Birisi teknik kadroyu kurarken diğeri de idari kadroyu oluşturur veya benzer bir yöntem seçerler. Ama her halukarda üst yönetici sayısı çoğalır ve kadrolar mutlaka şişmeye başlar.
Proje, ortaklı veya tek kişilik şirket olsun önemli değil. Ama konumları birbirine yakın yönetici sayısı arttığında, işin başında eksiklikler fark edilmez veya göz ardı edilerek, gelecekteki sorunlar ötelenmiş olur.
Burada, bu yönde ortaya çıkan çok yöneticili şantiyelerin yaşadığı sorunlara ve bunların sonuçlarına odaklanacağız.
Çıkış Noktası
İnşaat işlerinde merkezi yönetim şantiye tarafından verilmesi gereken kararlara fazla müdahale ettiğinde, ister istemez gereksiz bir bürokrasi ortaya çıkar ve verilecek kararlar her zaman inşaat sahasındaki imalatın gerisinde kalır.

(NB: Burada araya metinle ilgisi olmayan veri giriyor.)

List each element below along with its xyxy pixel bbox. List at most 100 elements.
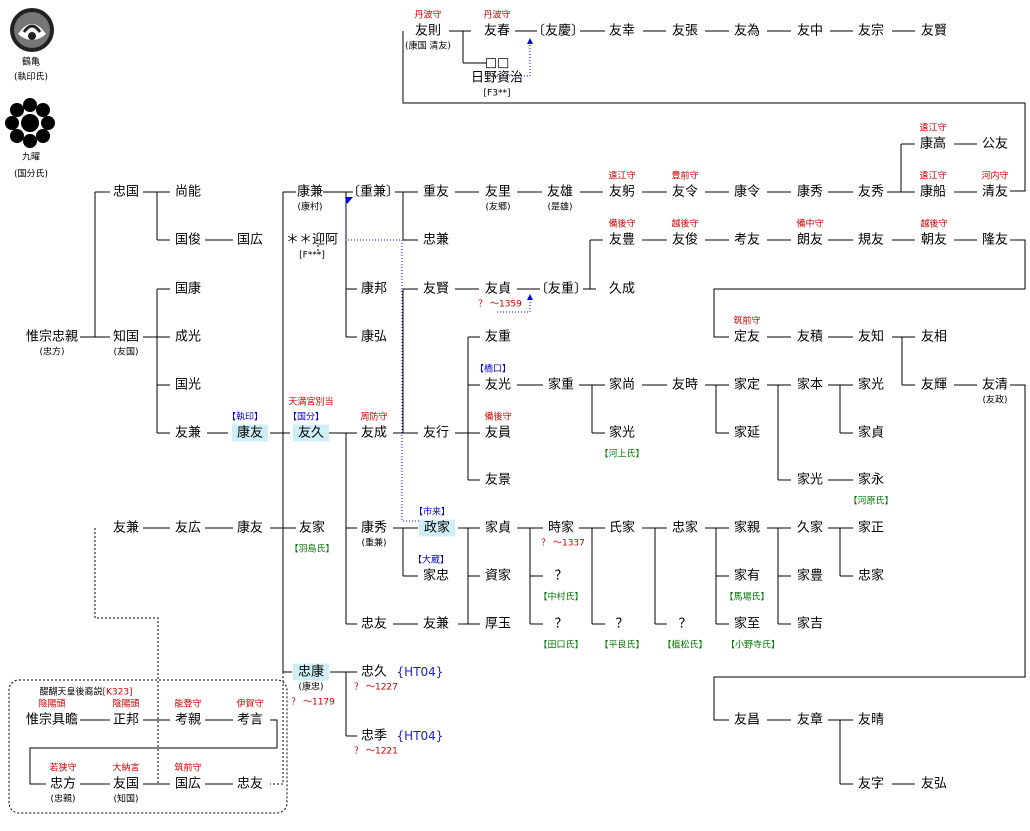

Ortaklı işlerde de karakteristik bir biçimde benzer durumlar ortaya çıkar ve kararların müşterek alınması için bir anlayış tüm şantiye geneline egemen olmaya başlar.
Çok başlılık, ya ilk organizasyon yapısında veya ilerleyen süreçte sürekli ofis kadrolarının yönetici statüsündeki kişi sayısının çoğalmasına neden olmaktadır. Hatta bu oluşum neredeyse kaçınılmazdır.
Bu durumun sonucu olarak, istenen raporlamada veya iş disiplinindeki istek sayıları çoğalır. Kişilerin yöntemlerine bağlı sunum şekilleri ortaya çıkar ve muhtemelen tüm bunlar, daha iş başlarken tasarlanmadığından sorunlar baş gösterir.
Bir yandan yöneticilerin çalışma şekillerine uygun raporlama ve sunumlar üzerine sistem yenilenirken, diğer yandan da hızla devam eden sürecin kontrol altında alınabilmesi için, alt kadrolar büyük bir çaba sarf eder ve gerçek bir düzen anlayışı hiçbir zaman egemen olamaz.

Tüm bunların sonucu olarak idari ve teknik kadrolarla işverenler, kendi kazdıkları kuyuya yavaş yavaş düşmeye başlarlar.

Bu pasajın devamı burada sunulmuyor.